Ciertos instrumentos, aunque influyentes, no deben considerarse soft law en sentido estricto. Es el caso, por ejemplo, de los informes de agencias de calificación crediticia, los editoriales de grandes diarios financieros y las declaraciones surgidas de foros como Davos. Si bien estos documentos pueden tener un impacto reputacional y económico significativo, carecen de un perfil institucional en el sentido de que no se insertan en estructuras normativas reconocidas, ni presentan una disposición sistemática a ser utilizados en el razonamiento jurídico por parte de operadores institucionales.

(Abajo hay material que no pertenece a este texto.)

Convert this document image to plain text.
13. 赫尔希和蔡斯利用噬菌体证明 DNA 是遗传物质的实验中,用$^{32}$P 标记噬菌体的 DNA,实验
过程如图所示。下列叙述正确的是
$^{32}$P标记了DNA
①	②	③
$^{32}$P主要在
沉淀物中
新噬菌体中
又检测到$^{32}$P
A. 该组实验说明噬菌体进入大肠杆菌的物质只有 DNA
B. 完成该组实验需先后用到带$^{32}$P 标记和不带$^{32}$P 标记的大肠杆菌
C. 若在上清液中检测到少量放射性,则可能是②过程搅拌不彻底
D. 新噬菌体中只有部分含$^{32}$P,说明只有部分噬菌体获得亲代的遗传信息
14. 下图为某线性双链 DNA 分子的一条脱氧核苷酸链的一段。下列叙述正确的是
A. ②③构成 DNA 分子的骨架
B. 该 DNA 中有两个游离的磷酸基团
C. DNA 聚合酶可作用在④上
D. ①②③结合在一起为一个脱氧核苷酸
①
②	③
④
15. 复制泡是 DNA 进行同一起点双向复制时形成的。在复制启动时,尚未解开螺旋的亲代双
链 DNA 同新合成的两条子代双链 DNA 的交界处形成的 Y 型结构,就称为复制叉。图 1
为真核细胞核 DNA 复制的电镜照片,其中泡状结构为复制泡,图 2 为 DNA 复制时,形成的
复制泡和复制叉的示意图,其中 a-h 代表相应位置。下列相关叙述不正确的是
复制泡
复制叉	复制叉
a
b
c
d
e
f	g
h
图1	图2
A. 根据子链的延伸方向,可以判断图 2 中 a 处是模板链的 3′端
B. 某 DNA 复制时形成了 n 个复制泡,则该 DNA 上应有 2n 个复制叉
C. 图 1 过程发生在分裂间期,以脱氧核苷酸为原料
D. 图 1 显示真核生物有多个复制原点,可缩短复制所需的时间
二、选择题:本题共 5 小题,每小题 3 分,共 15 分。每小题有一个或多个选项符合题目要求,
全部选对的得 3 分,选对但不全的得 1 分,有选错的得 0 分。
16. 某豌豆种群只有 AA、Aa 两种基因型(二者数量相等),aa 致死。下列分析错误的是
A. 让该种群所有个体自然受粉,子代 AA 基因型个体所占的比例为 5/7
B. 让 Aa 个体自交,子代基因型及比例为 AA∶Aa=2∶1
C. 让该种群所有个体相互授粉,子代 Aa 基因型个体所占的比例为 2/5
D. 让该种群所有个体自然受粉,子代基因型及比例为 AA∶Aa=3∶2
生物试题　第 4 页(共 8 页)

Además, quedan fuera del concepto: la doctrina académica actual, la costumbre jurídica y las recomendaciones que son producto de la actividad normativa fetén. La primera, por carecer de perfil institucional suficiente: aunque goza de autoridad epistémica y puede influir doctrinalmente en las prácticas interpretativo-aplicativas de los jueces, no emana de una estructura normativa organizada ni presenta intención normativa formal. La costumbre jurídica, por su origen espontáneo, descentralizado y evolutivo, su carácter no escrito, pero también su naturaleza de fuente del Derecho vinculante, es claramente distinta del soft law, que presupone cierta voluntad institucionalizada de emitir estándares. Finalmente, los dictámenes del Consejo de Estado, los preámbulos de leyes o los referéndums consultivos, aunque no vinculantes, forman parte de procedimientos formales del Derecho duro, y por tanto su fuerza interpretativa no los convierte en manifestaciones genuinas del soft law, sino en elementos auxiliares del hard law o del proceso normativo formal.
VI. A modo de conclusión: institucionalización débil, coerción blanda y vocación de eficacia normativa robusta del soft law
La necesidad teórica de afrontar el soft law es indudable, no solo a la vista del uso de la popularización de tal categoría y la pluralidad tipológica o de manifestaciones, sino también por el hecho de que su eficacia normativa presenta cada vez menos diferencias con su opuesto, el hard law.
El soft law se caracteriza por su naturaleza no vinculante en el sentido de no coercible y por su perfil institucional bajo, si se compara con las normas válidas. Sin embargo, ni la falta de coercibilidad, ni su mayor flexibilidad institucional debilitan su vocación de eficacia práctica.
Dos son los principales canales institucionales que permiten que una norma blanda adquiera relevancia jurídica: en primer lugar, la recepción por el legislador, quien traspone o convierte el contenido del soft law en regla obligatoria mediante un acto posterior y formal legislativo. Y, en segundo lugar, la incorporación judicial, debido a una remisión al soft law, que puede ser expresa o tácita, y que conduce a su uso como criterio interpretativo o integrativo del Derecho. Los tribunales, al aplicarlo reiteradamente, le confieren la fuerza práctica de un precedente. De estos dos modos, el soft law posee fuerza justificativa de decisiones públicas, legislativas y judiciales. Ahora bien, precisamente por carecer de validez formal, su empleo exige al aplicador del Derecho (pero también al legislador) una motivación reforzada, capaz de explicar por qué un parámetro “blando” prevalece (o coadyuva) frente a una fuente clásica. En otro caso, el principio democrático queda en entredicho y son, en efecto, las restricciones institucionales las que caracterizan al Derecho frente a otras formas de argumentación práctica general.